Visualising Babesiosis in the US (2014-2017) using data from Project Tycho


#1

I am a university student at Swansea University doing a Data Visualisation coursework. I am trying to visualise health data, specifically from Project Tycho. I am trying to visualise the number of cases of Babesiosis in the USA for the years 2014-2017

Data from:
https://www.tycho.pitt.edu/dataset/US.21061004/
Van Panhuis W., Cross A., Burke D., Counts of Babesiosis reported in UNITED STATES OF AMERICA: 2013-2017 (version 2.0, April 1, 2018): Project Tycho data release
DOI: 10.25337/T7/ptycho.v2.0/US.21061004

Description of Image:

Visual Design Type: Packed Bubbles

Name of Tool: Tableau

Country: United States

Disease: Babesiosis

Year: 2014-2017

Visual Mappings:

Admin1Name to colour, SUM(Count Value) to size, SUM(Count Value) to label, Admin1Name to label, Admin1ISO to label

Unique Observation:

Throughout the four year period 2014-2017, it is evident that New York and Massachusetts were the most affected places.
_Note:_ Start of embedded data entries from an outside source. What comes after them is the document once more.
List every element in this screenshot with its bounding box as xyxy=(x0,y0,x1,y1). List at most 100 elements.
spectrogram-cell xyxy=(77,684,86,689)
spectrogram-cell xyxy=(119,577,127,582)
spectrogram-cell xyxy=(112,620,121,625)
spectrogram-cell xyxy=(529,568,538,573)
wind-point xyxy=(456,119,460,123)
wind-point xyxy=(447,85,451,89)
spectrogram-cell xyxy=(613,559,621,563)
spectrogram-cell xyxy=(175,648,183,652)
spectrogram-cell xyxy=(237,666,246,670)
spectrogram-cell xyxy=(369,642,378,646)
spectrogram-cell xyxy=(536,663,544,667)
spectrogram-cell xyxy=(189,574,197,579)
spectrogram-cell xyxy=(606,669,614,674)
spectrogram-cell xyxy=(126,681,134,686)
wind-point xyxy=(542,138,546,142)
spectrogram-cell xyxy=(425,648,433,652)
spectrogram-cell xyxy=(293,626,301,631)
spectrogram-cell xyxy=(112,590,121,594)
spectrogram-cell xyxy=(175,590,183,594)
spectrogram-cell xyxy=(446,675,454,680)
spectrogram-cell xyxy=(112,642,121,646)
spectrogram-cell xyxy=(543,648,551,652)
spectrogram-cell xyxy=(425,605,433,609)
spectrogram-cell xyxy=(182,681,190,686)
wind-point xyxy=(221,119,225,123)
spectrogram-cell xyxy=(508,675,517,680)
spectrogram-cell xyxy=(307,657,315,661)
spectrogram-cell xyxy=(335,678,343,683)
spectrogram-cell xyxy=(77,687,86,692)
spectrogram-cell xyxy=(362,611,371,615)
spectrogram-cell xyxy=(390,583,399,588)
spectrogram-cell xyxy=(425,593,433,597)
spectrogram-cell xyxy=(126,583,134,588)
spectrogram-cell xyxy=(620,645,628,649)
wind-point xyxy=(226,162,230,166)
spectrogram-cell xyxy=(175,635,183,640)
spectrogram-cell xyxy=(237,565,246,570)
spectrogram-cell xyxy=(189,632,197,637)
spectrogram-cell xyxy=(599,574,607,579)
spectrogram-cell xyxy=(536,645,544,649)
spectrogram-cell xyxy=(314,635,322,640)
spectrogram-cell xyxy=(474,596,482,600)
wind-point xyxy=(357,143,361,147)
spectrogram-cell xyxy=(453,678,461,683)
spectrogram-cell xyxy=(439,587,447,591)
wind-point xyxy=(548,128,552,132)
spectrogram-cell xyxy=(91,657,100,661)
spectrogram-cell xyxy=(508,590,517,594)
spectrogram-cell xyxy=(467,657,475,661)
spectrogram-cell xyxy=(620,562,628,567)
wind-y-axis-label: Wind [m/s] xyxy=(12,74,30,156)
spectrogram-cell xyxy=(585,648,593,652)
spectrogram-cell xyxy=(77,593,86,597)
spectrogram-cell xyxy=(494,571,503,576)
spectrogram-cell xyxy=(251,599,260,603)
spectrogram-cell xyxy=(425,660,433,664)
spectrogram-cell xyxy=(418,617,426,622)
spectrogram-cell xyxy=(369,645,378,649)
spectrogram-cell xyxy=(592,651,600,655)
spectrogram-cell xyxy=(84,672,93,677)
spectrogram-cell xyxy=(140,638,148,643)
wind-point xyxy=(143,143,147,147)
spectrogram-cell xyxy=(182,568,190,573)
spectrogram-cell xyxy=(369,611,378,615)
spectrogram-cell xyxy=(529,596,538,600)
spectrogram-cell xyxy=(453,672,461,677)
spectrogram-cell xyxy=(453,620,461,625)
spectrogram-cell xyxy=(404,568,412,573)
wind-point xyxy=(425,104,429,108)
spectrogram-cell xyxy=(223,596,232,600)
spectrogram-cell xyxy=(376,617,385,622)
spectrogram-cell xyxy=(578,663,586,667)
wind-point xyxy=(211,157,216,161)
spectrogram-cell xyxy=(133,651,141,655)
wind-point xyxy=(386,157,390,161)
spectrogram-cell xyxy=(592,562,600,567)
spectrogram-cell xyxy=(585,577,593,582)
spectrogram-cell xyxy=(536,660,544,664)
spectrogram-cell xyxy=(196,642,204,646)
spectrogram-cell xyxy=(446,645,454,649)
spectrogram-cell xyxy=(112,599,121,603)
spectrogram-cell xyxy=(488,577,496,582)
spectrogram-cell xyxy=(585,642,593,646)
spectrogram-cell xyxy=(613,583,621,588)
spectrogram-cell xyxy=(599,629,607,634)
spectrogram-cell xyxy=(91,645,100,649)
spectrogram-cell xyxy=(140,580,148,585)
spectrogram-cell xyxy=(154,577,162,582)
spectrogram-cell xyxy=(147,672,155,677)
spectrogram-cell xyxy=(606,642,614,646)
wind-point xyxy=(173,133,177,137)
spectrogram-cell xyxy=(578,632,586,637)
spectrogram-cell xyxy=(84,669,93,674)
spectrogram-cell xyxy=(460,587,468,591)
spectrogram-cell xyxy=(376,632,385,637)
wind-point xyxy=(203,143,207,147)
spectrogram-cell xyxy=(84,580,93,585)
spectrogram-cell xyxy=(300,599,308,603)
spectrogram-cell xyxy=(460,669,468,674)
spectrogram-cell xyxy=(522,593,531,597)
It is also easy to see that the third most affected place for the years 2014,2015,2016 was Connecticut. However in 2017 the number of cases there decreased dramatically. This however was not the case for New York. The number of cases increased by approximately 50% since the previous year.
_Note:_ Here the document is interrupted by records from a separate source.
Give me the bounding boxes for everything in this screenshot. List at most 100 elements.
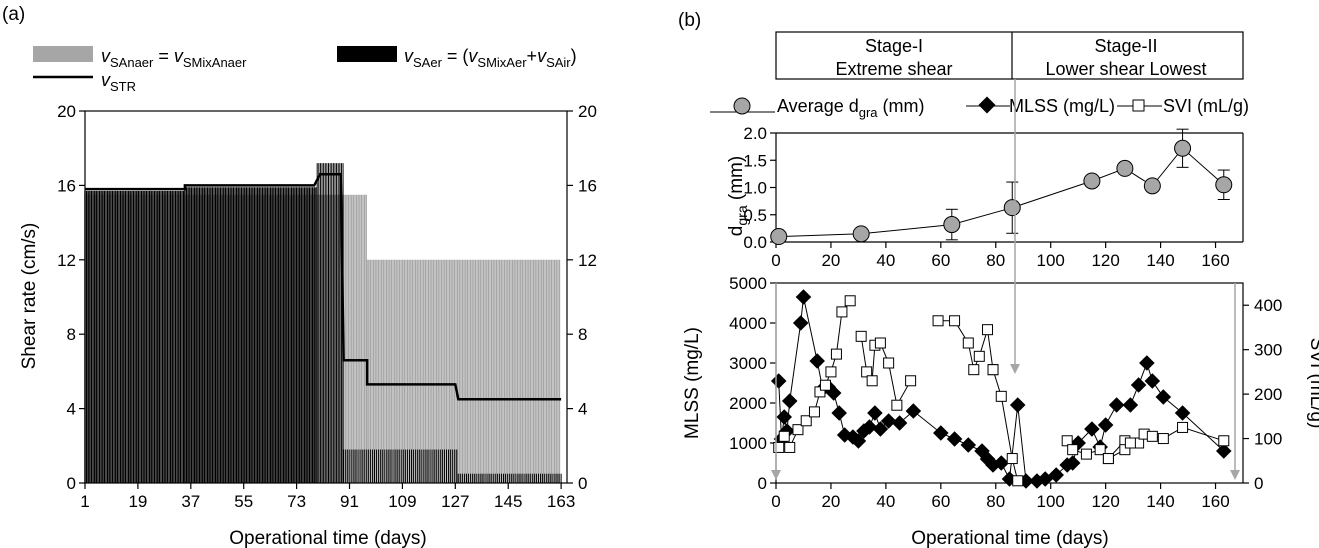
stage-i-title: Stage-I <box>865 36 923 56</box>
svi-point <box>778 430 790 442</box>
mlss-y-tick-label: 0 <box>758 474 767 493</box>
y2-tick-label: 20 <box>578 102 597 121</box>
y-tick-label: 20 <box>57 102 76 121</box>
svi-point <box>962 337 974 349</box>
legend-anaer-swatch <box>33 46 93 62</box>
panel-b: (b) Stage-I Extreme shear Stage-II Lower… <box>678 10 1319 548</box>
mlss-y-tick-label: 2000 <box>729 394 767 413</box>
stage-i-subtitle: Extreme shear <box>835 59 952 79</box>
legend-aer-text: vSAer = (vSMixAer+vSAir) <box>404 46 577 70</box>
mlss-ylabel: MLSS (mg/L) <box>682 327 703 439</box>
mlss-point <box>1097 417 1114 433</box>
mlss-point <box>770 373 787 389</box>
dgra-y-tick-label: 2.0 <box>743 124 767 143</box>
svi-point <box>855 330 867 342</box>
svi-line <box>778 300 851 449</box>
dgra-x-tick-label: 120 <box>1091 251 1119 270</box>
stage-ii-title: Stage-II <box>1094 36 1157 56</box>
panel-a-axes: 0 4 8 12 16 20 0 4 8 12 16 20 1 19 37 55 73 91 109 127 145 16… <box>57 102 597 511</box>
mlss-point <box>1155 389 1172 405</box>
svi-point <box>800 415 812 427</box>
svi-point <box>932 315 944 327</box>
svi-y-tick-label: 400 <box>1254 296 1282 315</box>
dgra-point <box>943 216 961 234</box>
svi-point <box>949 315 961 327</box>
svi-point <box>830 348 842 360</box>
svi-point <box>1102 453 1114 465</box>
x-tick-label: 109 <box>388 492 416 511</box>
dgra-x-tick-label: 160 <box>1201 251 1229 270</box>
x-tick-label: 19 <box>128 492 147 511</box>
mlss-y-tick-label: 1000 <box>729 434 767 453</box>
svi-point <box>1067 444 1079 456</box>
panel-a-ylabel: Shear rate (cm/s) <box>19 223 40 370</box>
y-tick-label: 12 <box>57 251 76 270</box>
y-tick-label: 4 <box>67 400 76 419</box>
y2-tick-label: 12 <box>578 251 597 270</box>
mlss-point <box>781 393 798 409</box>
mlss-point <box>809 353 825 369</box>
legend-mlss-marker <box>978 96 996 114</box>
mlss-x-tick-label: 160 <box>1201 492 1229 511</box>
svi-point <box>808 406 820 418</box>
mlss-x-tick-label: 20 <box>821 492 840 511</box>
mlss-point <box>933 425 949 441</box>
mlss-line <box>778 296 1225 482</box>
svi-point <box>836 306 848 318</box>
legend-svi-marker <box>1132 99 1145 112</box>
dgra-ylabel: dgra (mm) <box>726 156 750 236</box>
svi-point <box>1157 433 1169 445</box>
mlss-point <box>993 455 1010 471</box>
mlss-point <box>1009 397 1026 413</box>
x-tick-label: 73 <box>287 492 306 511</box>
stage-ii-subtitle: Lower shear Lowest <box>1045 59 1206 79</box>
svi-y-tick-label: 300 <box>1254 341 1282 360</box>
mlss-point <box>1122 397 1139 413</box>
mlss-point <box>946 431 963 447</box>
dgra-point <box>1003 199 1021 217</box>
svi-point <box>1146 430 1158 442</box>
mlss-point <box>960 437 977 453</box>
dgra-x-tick-label: 20 <box>821 251 840 270</box>
legend-svi-text: SVI (mL/g) <box>1163 96 1249 116</box>
legend-aer-swatch <box>337 46 397 62</box>
svi-point <box>773 441 785 453</box>
svi-point <box>883 357 895 369</box>
svi-point <box>1006 453 1018 465</box>
svi-point <box>819 379 831 391</box>
dgra-x-tick-label: 40 <box>876 251 895 270</box>
svi-point <box>874 337 886 349</box>
legend-str-text: vSTR <box>101 70 136 94</box>
mlss-point <box>831 405 847 421</box>
svi-point <box>1080 448 1092 460</box>
shear-bars <box>84 163 562 483</box>
mlss-x-tick-label: 0 <box>771 492 780 511</box>
svi-point <box>1012 475 1024 487</box>
mlss-point <box>867 405 883 421</box>
mlss-x-tick-label: 140 <box>1146 492 1174 511</box>
panel-a: (a) vSAnaer = vSMixAnaer vSAer = (vSMixA… <box>2 4 597 548</box>
dgra-point <box>1083 172 1101 190</box>
mlss-x-tick-label: 100 <box>1037 492 1065 511</box>
y-tick-label: 8 <box>67 325 76 344</box>
svi-point <box>866 375 878 387</box>
legend-mlss-text: MLSS (mg/L) <box>1009 96 1115 116</box>
dgra-y-tick-label: 1.5 <box>743 151 767 170</box>
mlss-y-tick-label: 3000 <box>729 354 767 373</box>
svi-ylabel: SVI (mL/g) <box>1306 338 1319 429</box>
dgra-x-tick-label: 60 <box>931 251 950 270</box>
str-line-path <box>85 172 562 401</box>
start-arrow-head <box>771 470 781 480</box>
svi-y-tick-label: 100 <box>1254 430 1282 449</box>
panel-b-xlabel: Operational time (days) <box>911 528 1108 548</box>
stage-arrow-head <box>1009 364 1020 374</box>
dgra-point <box>1116 159 1134 177</box>
mlss-x-tick-label: 40 <box>876 492 895 511</box>
mlss-y-tick-label: 4000 <box>729 314 767 333</box>
panel-a-label: (a) <box>2 4 25 25</box>
x-tick-label: 163 <box>547 492 575 511</box>
y2-tick-label: 0 <box>578 474 587 493</box>
svi-point <box>784 441 796 453</box>
legend-dgra-marker <box>733 97 751 115</box>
I am looking for some advice on my design. More specifically:
Does the type of visual design chosen make sense for this dataset?
Is my observation correct?
How could I improve my design to get more information from it, and, are there any other methods I could use to better visualise the data?


#2

Hello,
If you are using colours to denote the different states, then perhaps a bubble graph would be overkill. I would recommend making use of the colours to convey more information, maybe some sort of scale that includes some other metric to measure the data with.
Assuming your data is correct, the observation you have made would also be correct, something that is shown clearly from your apt use of labels to denote the actual figures for total babesiosis counts in each state.
I answered your third question in the first paragraph so i think would be unnecessary to repeat myself.
i Hope this clears things up for you.